Five Alberta-based artists were selected for the Seeding display, which raises questions about the genetic modification of foods, corporate control of farmlands, and urban sprawl.

“As an art gallery, our job is not to instruct people in how to think or what to think, we just want them to join the discussion,” said Tanya Zuzak, contemporary art curator at MAG.

Zuzak said MAG has been planning the exhibit for nearly two years and is pleased with the diverse range of artistic mediums and ideas represented by the installations.

Upon entering the gallery space, MAG visitors are sure to see Edmonton photographer John Freeman’s new work entitled No More Spring Seeding, a series of panoramic images taken near Edmonton that show urban construction encroaching upon or dominating local farmlands.

Freeman said witnessing the destruction the urban environment was causing to some of the area’s best farmlands over the past four years deserved documentation.

The genetic modification and corporate ownership of seeds is a dominate theme in three of the Farm Show’s exhibits.

Artist Sally Smith crafted large wooden seeds infused with metallic farming equipment parts to create Genetically Modified Seed Pods, a commentary on corporate patenting of modified seeds and the dangers they pose to traditional farming.

Cindy M. Jones’ Steering Committee, a sculpture comprised of objects related to the seeding process echoes the sentiments of Smith; she said the piece is meant to serve as a cautionary statement of the possible consequences from genetic seed modification and controlled reproduction.

Rounding out the Farm Show are two audacious installations that look to the possibly dark future of farming.

Alex Moon’s Uni-Farm is an agricultural science-fiction narrative, in which a battle for agricultural freedom is being waged between the Uni-Farm Corporation and the Real Food Alliance.

Moon’s exhibit features a screening area, running Uni-Farm: Episode 1 — a 17-minute film he made, and a mock laboratory display from the fictional Uni-Farm world.

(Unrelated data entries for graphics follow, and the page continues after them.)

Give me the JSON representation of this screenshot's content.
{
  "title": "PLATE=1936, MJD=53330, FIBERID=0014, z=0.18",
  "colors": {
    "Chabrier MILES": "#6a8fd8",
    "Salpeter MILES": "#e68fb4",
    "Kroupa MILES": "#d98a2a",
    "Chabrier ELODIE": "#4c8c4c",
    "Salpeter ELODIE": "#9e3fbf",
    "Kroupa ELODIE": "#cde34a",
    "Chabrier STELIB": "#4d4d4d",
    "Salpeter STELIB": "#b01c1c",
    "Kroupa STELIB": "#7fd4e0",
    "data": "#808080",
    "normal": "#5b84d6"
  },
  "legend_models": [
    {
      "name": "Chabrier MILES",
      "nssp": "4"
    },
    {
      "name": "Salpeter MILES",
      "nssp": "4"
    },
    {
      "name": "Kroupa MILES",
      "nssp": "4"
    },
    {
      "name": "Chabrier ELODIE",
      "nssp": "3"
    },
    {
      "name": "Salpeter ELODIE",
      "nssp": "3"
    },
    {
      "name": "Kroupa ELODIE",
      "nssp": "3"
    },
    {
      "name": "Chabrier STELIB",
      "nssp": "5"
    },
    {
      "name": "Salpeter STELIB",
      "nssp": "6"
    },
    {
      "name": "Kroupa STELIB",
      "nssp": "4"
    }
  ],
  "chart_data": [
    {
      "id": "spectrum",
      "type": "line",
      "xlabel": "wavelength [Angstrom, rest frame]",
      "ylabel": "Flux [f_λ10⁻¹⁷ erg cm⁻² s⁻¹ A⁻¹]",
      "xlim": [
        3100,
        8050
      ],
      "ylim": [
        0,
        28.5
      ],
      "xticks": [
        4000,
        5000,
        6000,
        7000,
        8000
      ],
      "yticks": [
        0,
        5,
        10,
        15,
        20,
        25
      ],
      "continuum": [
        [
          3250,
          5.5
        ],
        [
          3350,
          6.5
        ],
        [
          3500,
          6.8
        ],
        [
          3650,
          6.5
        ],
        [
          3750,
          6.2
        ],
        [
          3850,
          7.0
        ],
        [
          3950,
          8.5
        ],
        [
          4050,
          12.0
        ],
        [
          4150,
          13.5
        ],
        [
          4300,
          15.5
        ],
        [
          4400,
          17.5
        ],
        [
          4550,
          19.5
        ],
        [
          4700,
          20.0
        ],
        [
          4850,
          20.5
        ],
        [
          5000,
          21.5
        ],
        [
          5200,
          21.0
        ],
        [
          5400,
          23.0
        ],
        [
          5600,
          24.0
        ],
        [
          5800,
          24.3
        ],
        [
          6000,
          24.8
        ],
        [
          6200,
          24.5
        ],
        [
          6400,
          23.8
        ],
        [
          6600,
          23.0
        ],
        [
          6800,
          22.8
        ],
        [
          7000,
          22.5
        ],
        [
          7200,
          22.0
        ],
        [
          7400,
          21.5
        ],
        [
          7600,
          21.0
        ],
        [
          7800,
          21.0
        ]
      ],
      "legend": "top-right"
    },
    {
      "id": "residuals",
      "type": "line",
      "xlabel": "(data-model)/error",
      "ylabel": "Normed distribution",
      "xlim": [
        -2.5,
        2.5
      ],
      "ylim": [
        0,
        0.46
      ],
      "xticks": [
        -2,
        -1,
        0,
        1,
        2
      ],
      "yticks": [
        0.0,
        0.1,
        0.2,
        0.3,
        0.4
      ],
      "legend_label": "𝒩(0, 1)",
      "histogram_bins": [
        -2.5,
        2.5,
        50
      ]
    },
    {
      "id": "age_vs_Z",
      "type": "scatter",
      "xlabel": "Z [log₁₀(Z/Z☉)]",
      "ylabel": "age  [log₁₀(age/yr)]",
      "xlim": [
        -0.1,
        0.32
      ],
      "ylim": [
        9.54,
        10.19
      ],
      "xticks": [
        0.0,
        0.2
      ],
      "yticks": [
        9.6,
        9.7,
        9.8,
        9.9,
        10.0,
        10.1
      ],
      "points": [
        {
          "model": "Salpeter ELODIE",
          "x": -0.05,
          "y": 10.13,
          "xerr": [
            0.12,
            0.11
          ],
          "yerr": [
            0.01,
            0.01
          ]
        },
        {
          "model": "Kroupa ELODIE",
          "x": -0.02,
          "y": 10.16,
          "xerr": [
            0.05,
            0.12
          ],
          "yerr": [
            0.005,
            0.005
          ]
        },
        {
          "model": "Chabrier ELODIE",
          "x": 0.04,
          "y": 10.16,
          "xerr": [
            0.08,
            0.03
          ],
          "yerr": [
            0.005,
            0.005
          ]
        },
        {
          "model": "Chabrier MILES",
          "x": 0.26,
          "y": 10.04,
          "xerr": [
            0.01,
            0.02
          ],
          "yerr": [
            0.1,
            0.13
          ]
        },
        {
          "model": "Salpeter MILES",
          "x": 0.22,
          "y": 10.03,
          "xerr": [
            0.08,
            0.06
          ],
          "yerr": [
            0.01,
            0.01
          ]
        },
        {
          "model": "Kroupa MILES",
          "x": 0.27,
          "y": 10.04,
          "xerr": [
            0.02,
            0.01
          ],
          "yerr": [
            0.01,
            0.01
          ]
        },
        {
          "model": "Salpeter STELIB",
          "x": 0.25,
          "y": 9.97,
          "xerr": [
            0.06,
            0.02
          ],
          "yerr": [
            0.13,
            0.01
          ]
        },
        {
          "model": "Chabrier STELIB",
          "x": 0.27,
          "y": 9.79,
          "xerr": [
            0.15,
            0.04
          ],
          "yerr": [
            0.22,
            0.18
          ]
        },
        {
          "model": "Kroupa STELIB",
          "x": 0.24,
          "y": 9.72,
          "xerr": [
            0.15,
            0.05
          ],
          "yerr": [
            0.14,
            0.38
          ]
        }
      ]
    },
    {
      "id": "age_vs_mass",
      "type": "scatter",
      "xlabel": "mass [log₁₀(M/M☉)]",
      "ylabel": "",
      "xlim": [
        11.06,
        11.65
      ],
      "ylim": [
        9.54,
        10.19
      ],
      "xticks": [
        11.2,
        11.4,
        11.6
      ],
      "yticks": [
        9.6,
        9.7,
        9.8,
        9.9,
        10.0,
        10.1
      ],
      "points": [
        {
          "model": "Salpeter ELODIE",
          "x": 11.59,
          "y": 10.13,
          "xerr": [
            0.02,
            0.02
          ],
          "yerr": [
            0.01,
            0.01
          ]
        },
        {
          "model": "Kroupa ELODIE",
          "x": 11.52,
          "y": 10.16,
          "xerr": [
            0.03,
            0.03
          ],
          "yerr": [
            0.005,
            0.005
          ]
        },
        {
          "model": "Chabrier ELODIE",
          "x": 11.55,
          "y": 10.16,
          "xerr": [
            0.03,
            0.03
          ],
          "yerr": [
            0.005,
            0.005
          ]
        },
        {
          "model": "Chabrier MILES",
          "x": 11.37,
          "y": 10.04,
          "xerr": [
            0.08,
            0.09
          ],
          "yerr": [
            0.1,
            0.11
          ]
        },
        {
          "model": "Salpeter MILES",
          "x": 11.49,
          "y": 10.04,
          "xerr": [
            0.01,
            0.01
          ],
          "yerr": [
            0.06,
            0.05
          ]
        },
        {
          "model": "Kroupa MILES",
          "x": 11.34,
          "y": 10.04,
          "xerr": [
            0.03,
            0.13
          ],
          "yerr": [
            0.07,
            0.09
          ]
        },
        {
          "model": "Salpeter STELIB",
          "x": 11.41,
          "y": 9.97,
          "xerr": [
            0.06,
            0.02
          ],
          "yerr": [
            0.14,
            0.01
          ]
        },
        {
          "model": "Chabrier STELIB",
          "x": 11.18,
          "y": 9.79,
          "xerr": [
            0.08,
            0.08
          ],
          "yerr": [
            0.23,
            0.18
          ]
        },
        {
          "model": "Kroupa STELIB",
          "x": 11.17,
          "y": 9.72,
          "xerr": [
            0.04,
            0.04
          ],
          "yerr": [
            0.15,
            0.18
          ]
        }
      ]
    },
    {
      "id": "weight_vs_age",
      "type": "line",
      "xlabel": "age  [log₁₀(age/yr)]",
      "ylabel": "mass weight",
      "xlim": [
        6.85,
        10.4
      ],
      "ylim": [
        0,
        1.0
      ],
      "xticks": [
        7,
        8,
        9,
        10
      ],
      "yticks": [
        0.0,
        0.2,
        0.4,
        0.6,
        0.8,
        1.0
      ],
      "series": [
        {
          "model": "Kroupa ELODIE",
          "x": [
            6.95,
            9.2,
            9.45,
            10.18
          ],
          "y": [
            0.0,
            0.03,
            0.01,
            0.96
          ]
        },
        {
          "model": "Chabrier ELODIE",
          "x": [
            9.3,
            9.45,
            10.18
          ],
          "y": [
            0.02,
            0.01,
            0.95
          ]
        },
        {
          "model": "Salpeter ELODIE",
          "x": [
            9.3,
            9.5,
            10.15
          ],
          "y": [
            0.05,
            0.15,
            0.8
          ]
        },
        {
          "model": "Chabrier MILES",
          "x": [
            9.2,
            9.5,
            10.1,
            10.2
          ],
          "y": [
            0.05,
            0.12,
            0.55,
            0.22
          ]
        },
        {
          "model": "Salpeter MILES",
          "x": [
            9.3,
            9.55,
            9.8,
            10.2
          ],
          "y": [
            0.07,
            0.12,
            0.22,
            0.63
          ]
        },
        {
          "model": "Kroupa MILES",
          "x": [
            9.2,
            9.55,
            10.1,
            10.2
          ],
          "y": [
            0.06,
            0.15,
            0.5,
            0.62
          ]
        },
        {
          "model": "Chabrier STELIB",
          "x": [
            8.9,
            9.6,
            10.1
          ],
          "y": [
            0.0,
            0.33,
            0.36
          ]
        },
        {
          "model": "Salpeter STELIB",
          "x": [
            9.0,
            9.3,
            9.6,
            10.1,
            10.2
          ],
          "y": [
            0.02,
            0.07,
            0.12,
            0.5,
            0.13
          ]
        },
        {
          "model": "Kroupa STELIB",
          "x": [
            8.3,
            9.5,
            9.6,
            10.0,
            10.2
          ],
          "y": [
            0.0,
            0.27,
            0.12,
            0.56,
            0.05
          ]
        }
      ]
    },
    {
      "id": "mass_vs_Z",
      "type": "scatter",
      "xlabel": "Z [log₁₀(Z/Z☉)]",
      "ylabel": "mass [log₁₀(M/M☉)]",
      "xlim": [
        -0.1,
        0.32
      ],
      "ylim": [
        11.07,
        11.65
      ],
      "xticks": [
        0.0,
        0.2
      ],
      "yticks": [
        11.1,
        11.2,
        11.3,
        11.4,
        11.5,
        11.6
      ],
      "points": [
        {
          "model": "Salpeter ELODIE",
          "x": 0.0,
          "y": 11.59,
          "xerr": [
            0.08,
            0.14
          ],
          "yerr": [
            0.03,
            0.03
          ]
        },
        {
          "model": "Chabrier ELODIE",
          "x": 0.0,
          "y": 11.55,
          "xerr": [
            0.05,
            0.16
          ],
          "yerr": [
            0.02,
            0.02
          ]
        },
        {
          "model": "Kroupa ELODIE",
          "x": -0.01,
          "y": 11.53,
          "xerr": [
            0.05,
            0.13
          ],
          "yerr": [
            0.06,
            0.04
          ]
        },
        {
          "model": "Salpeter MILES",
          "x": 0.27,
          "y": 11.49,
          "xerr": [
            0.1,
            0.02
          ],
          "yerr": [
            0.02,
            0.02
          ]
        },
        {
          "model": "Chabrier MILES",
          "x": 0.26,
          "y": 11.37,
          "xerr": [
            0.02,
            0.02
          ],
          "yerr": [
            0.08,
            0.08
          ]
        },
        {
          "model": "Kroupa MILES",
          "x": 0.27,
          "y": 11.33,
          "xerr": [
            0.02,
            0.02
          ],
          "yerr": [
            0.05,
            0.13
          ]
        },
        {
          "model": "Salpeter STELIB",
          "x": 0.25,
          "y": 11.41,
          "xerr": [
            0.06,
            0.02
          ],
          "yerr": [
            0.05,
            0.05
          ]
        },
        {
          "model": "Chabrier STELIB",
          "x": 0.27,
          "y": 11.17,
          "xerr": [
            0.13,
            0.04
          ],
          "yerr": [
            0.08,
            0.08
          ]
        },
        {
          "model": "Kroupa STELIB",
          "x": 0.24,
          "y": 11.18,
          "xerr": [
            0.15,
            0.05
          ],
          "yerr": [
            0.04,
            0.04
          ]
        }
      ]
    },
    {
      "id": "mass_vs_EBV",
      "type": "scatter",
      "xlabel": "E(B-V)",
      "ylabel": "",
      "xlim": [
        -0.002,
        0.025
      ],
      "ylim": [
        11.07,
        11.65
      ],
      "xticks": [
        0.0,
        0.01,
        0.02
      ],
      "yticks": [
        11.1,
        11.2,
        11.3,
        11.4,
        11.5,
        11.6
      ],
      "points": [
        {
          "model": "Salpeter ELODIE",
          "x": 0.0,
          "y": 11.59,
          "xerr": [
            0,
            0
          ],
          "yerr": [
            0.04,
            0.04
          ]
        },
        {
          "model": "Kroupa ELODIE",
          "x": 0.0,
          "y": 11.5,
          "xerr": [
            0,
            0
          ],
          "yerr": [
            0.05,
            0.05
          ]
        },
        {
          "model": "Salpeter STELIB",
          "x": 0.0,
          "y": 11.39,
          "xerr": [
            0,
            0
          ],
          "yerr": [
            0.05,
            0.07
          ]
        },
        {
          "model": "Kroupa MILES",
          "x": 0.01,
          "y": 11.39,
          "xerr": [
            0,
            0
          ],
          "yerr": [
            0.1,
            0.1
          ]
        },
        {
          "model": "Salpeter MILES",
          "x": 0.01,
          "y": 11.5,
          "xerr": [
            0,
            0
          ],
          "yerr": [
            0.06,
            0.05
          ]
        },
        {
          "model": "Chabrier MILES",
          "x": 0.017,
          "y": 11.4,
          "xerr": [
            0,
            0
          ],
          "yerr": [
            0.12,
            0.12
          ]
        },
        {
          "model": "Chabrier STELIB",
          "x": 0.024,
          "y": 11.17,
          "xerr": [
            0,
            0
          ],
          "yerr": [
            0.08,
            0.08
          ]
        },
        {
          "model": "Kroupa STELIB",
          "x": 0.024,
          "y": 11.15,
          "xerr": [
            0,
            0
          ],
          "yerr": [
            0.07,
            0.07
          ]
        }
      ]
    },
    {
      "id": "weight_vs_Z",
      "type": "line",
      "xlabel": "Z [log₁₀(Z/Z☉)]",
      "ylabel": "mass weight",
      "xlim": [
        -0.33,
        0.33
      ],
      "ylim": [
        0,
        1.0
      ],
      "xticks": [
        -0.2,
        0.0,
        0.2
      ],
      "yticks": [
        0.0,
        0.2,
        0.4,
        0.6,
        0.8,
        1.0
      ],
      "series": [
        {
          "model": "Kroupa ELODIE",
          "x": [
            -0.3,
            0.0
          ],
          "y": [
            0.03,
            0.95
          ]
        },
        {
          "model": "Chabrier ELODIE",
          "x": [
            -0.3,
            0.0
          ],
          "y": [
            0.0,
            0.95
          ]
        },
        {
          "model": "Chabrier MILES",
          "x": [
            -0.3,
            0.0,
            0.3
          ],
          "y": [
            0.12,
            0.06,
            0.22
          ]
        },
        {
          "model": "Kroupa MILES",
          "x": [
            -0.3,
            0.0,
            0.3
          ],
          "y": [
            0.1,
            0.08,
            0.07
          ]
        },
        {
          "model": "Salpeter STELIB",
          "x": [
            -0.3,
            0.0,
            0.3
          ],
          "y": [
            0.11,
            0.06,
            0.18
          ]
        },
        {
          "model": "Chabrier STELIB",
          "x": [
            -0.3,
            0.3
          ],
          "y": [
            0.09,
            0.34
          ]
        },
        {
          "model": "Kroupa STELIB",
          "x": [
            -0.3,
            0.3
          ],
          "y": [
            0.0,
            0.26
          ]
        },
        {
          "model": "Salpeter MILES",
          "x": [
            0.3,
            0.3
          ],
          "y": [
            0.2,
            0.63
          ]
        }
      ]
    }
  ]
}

Lyndal Osborne’s Endless Forms Most Beautiful also focuses on the possible future of seed modification.

Osborne said her display hints at the hidden dangers of engineering seeds to have a terminator gene that does not allow them to be harvested more than once, unless fertilized by a specific chemical.

Johnson said in addition to the Farm Show, MAG will also be running Farming Out Our Future, an art exhibit that analyzes the changes to farming practices over the past 50 years; and From Our Collection, a display of selected objects and artifacts from the museum’s extensive 80,000 piece collection.

The Farm Show’s grand opening is on May 1 from 2 to 4 p.m. and all of its contributing artists will be in attendance.